Can I do error instanceof Error
or is that also not reliable?
And from there continue narrowing
instanceof Error
is not reliable either. If you want a more reliable check, use this:
export function isError(maybeError: unknown): maybeError is Error {
return (
maybeError instanceof Error || Object.prototype.toString.call(maybeError) === '[object Error]'
)
}
(this is how Node.js itself used to do the check)
What about this, (I removed it, my bad)
export class ZodFastifySchemaValidationError implements FastifySchemaValidationError {
public name = 'ZodFastifySchemaValidationError';
constructor(
public message: string,
public keyword: ZodIssueCode,
public instancePath: string,
public schemaPath: string,
public params: {
issue: ZodIssue
zodError: ZodError
},
) {}
}
export const isZodFastifySchemaValidationError = (error: unknown): error is ZodFastifySchemaValidationError =>
error instanceof Error && error.name === 'ZodFastifySchemaValidationError';
export const hasZodFastifySchemaValidationErrors = (
error: unknown,
): error is FastifyError & { validation: ZodFastifySchemaValidationError[] } =>
error instanceof Error &&
'validation' in error &&
Array.isArray(error.validation) &&
error.validation.every(isZodFastifySchemaValidationError);
Than this?
export class ZodFastifySchemaValidationError implements FastifySchemaValidationError {
public name = 'ZodFastifySchemaValidationError';
constructor(
public message: string,
public keyword: ZodIssueCode,
public instancePath: string,
public schemaPath: string,
public params: {
issue: ZodIssue;
zodError: ZodError;
},
) {}
}
export const isZodFastifySchemaValidationError = (
error: unknown,
): error is ZodFastifySchemaValidationError =>
typeof error === 'object' &&
error !== null &&
'name' in error &&
error.name === 'ZodFastifySchemaValidationError';
export const hasZodFastifySchemaValidationErrors = (
error: unknown,
): error is FastifyError & { validation: ZodFastifySchemaValidationError[] } =>
typeof error === 'object' &&
error !== null &&
'validation' in error &&
Array.isArray(error.validation) &&
error.validation.every(isZodFastifySchemaValidationError);
I was looking at ZodError and saw this. Is this reliable?
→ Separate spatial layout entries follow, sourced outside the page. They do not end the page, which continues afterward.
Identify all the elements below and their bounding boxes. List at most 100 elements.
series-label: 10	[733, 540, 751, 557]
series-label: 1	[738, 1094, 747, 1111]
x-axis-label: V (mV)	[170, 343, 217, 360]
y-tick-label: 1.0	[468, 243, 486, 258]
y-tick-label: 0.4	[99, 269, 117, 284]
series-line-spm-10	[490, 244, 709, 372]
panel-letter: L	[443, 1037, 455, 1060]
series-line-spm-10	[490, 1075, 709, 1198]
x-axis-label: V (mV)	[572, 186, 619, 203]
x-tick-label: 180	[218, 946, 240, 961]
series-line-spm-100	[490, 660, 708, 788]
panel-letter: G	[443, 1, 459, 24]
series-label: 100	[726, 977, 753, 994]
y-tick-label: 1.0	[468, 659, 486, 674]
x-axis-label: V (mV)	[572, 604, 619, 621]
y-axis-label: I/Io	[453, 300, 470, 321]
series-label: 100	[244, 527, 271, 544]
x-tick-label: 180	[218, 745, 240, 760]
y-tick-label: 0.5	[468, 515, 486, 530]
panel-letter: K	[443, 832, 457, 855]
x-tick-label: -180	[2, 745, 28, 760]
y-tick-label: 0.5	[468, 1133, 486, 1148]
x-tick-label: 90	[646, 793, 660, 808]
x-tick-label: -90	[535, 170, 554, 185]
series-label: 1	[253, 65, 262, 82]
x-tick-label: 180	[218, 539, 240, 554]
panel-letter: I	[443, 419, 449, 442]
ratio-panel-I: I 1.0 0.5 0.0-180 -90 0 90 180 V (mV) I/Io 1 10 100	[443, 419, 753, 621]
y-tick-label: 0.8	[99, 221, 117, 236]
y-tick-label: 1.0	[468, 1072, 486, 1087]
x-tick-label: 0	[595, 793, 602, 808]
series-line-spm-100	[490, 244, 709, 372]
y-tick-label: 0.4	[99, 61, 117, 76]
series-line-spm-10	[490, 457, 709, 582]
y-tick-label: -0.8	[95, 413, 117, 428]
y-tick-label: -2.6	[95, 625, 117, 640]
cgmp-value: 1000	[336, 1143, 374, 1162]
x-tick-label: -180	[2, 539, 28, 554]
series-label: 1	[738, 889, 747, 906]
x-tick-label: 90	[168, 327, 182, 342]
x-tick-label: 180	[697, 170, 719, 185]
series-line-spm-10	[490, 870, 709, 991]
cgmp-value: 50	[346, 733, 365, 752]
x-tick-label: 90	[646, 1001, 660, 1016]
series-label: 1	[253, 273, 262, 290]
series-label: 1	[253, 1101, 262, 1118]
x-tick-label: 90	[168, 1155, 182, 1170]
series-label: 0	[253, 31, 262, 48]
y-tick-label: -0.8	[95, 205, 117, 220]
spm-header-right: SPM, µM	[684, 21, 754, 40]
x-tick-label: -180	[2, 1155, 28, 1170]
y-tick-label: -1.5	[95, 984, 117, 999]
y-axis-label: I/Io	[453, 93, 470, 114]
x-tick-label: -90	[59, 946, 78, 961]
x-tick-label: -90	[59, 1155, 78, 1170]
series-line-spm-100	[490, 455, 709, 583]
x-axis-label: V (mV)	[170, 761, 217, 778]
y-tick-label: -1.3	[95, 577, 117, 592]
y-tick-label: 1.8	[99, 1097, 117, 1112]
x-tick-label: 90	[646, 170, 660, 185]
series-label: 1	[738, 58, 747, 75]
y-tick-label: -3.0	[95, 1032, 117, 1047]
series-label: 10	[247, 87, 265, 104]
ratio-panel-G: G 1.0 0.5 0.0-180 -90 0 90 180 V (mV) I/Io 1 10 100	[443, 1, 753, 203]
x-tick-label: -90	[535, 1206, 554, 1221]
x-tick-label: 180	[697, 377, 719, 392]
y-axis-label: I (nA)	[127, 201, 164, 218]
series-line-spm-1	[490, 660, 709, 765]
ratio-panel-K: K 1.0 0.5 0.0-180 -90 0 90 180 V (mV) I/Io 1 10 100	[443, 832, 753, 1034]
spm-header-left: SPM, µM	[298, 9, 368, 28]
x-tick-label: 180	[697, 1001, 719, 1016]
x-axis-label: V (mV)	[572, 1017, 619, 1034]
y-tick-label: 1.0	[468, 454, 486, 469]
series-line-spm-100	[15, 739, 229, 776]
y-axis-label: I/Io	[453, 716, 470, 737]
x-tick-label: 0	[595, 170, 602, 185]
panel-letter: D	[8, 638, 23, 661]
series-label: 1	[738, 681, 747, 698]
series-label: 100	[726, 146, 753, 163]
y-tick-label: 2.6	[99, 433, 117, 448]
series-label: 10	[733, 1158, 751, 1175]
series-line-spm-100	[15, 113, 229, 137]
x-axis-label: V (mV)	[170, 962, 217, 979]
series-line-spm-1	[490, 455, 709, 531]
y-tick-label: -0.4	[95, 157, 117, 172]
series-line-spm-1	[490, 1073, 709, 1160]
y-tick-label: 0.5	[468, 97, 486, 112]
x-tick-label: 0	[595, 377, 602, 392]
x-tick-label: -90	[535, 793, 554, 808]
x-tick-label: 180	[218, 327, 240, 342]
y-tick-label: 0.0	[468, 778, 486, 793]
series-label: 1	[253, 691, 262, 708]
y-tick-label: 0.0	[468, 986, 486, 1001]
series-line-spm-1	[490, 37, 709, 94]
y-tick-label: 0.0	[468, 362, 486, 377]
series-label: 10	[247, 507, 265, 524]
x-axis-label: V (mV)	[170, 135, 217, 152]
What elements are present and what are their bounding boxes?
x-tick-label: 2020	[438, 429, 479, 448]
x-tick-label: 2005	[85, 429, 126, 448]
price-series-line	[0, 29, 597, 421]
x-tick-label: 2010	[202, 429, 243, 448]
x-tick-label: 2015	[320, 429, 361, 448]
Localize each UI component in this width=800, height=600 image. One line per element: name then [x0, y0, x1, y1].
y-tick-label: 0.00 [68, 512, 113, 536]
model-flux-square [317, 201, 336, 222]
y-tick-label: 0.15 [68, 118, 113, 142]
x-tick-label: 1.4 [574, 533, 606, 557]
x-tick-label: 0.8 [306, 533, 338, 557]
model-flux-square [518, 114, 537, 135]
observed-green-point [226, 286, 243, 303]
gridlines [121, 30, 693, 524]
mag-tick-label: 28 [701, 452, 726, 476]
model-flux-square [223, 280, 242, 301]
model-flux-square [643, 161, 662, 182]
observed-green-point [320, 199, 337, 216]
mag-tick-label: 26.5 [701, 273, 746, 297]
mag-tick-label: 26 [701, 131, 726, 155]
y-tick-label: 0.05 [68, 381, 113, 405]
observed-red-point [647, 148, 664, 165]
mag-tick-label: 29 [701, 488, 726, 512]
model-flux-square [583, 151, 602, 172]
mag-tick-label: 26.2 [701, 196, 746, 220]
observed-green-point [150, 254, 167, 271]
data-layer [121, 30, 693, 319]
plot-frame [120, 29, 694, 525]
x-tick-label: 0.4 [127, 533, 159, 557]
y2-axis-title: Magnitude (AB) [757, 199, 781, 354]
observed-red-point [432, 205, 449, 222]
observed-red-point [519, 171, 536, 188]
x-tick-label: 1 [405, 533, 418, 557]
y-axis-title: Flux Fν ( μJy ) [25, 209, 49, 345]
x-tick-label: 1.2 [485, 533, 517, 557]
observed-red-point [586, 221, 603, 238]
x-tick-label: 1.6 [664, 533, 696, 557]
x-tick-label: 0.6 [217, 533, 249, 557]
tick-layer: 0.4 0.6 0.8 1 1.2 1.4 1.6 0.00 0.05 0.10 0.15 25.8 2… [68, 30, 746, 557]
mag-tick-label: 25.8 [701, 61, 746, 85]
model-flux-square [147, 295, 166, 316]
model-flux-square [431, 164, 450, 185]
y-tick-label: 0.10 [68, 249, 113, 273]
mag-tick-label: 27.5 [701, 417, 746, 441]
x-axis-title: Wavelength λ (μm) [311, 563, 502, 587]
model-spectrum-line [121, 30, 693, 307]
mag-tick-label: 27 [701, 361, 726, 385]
@Bram-dc instanceof always relies on being in the same realm. if an error is thrown from a package imported from another package, it will not work reliably, so I wouldn't trust that. Latest version that you've suggested looks good, although I'm not sure we need to iterate entire array, probability of someone mixing different entities there is very low
Last thing, do you think it is better if ZodFastifySchemaValidationError
was a type or a class? FastifySchemaValidationError
itself is also just a type.
If it is a class we should extend Error and add the ZodError as a cause instead of a param.
No strong opinion, either works
🚀
thank you! I will release a new version tomorrow
@Bram-dc In a hindsight I see that the error structure that we have is not ideal, we are leaking implementation details:
{
"details": {
"issues": [
{
"instancePath": "/name",
"keyword": "invalid_type",
"message": "Required",
"name": "ZodFastifySchemaValidationError",
"params": {
"issue": {
"code": "invalid_type",
"expected": "string",
"message": "Required",
"path": [
"name",
],
"received": "undefined",
},
"zodError": {
"issues": [
{
"code": "invalid_type",
"expected": "string",
"message": "Required",
"path": [
"name",
],
"received": "undefined",
},
],
"name": "ZodError",
},
},
"schemaPath": "#/name/invalid_type",
},
],
"method": "POST",
"url": "/",
},
"error": "Response Validation Error",
"message": "Request doesn't match the schema",
"statusCode": 400,
}
Ideally neither ZodFastifySchemaValidationError
, nor zodError
, nor ZodError
should be included in the exposed entity. Wonder if we could hide the name (e. g. by making it non-enumerable, or at least rename it to remove reference to Zod). Probably also rename zodError
to validationError
; but do we actually need it? doesn't issue
field already include all the same data?
@kibertoad What about this? https://github.com/turkerdev/fastify-type-provider-zod/pull/120
The previous error message for each validation error was the entire zod error message instead of the issue message.